Yönetmen öz babaları tarafından istismara uğrayan çocukların/gençlerin gerçek hayat öykülerini belgeselleştirirken, alıştığımız ve belki biraz da sıkıldığımız stilde, üst üste röportajlardan oluşan basmakalıp bir belge film çekmek istememiş. Gerçek hikâyelerini dinlediği kızların, yaşadıkları istismara hayır dedikleri ve bu yolda adım attıkları zamanları canlandırmalarını istemiş. Başta çekinen, utanan kızlar daha sonra “Biz neden utanıyoruz, bize bunu yaşatanlar utanmalı, biz utanacak bir şey yapmadık.” diye düşünerek fikir değiştirmiş ve Kaftan’ın ve ekibinin teklifini kabul etmişler.

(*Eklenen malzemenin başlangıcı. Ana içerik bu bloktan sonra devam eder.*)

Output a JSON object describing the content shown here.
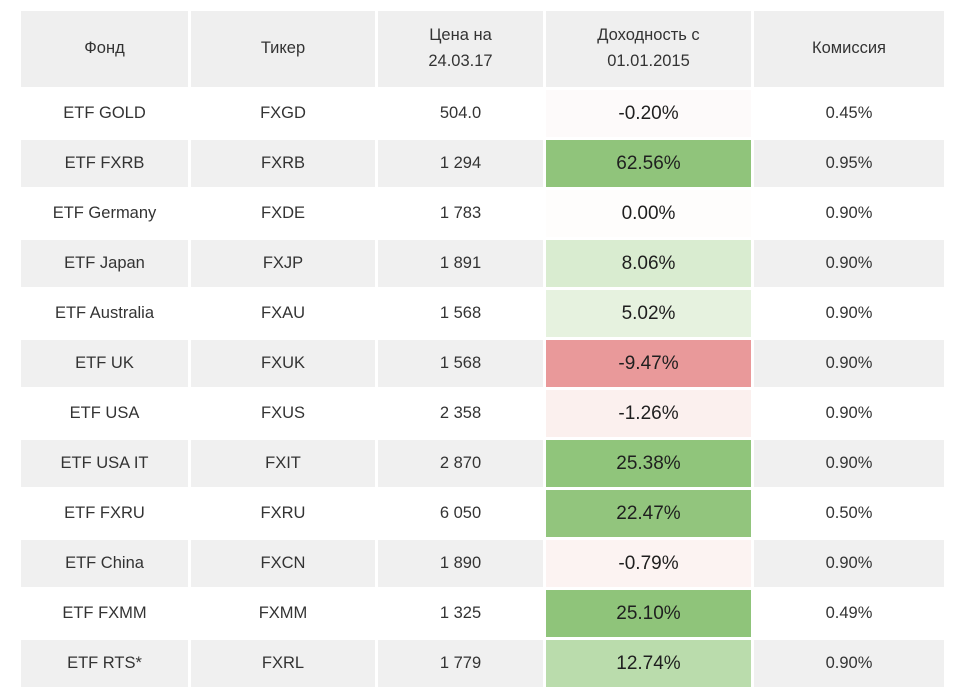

Filmde üç genç kızın babaları tarafından uğradıkları istismarlar sonucunda kurtulmak için çareler ararken yollarının kesişmesini, birbirlerine destek oluşlarını, üçünün de annelerinin ne yazık ki kızlara destek olamamalarını ve bu kızların haklarını arayışları sonucunda sığınma ve avukat haklarını öğrenişlerini, babalarını mahkemeye verişlerini ve dava sürecinde birbirlerine yoldaşlık, kız kardeşlik edişlerini izliyoruz. Kız çocuklarını istismar ettiğini öğrenmiş ve eşinden şikayetçi olarak kızlarının yanında olmuş bir anneyle tanışıyorlar bu süreçte kızlar. Anne, kızlara kendi yaşadıklarını anlatıyor. Böyle bir şeyin gerçek olabileceğine asla inanamadığını ancak ne yazık ki eşini suçüstü yakaladığını ve hem kızlarının hem de kendisinin psikolojik tedavi sürecinde olduklarını anlatırken, diğer kızlar gözyaşlarını tutamıyorlar, elbette seyirci olarak biz de.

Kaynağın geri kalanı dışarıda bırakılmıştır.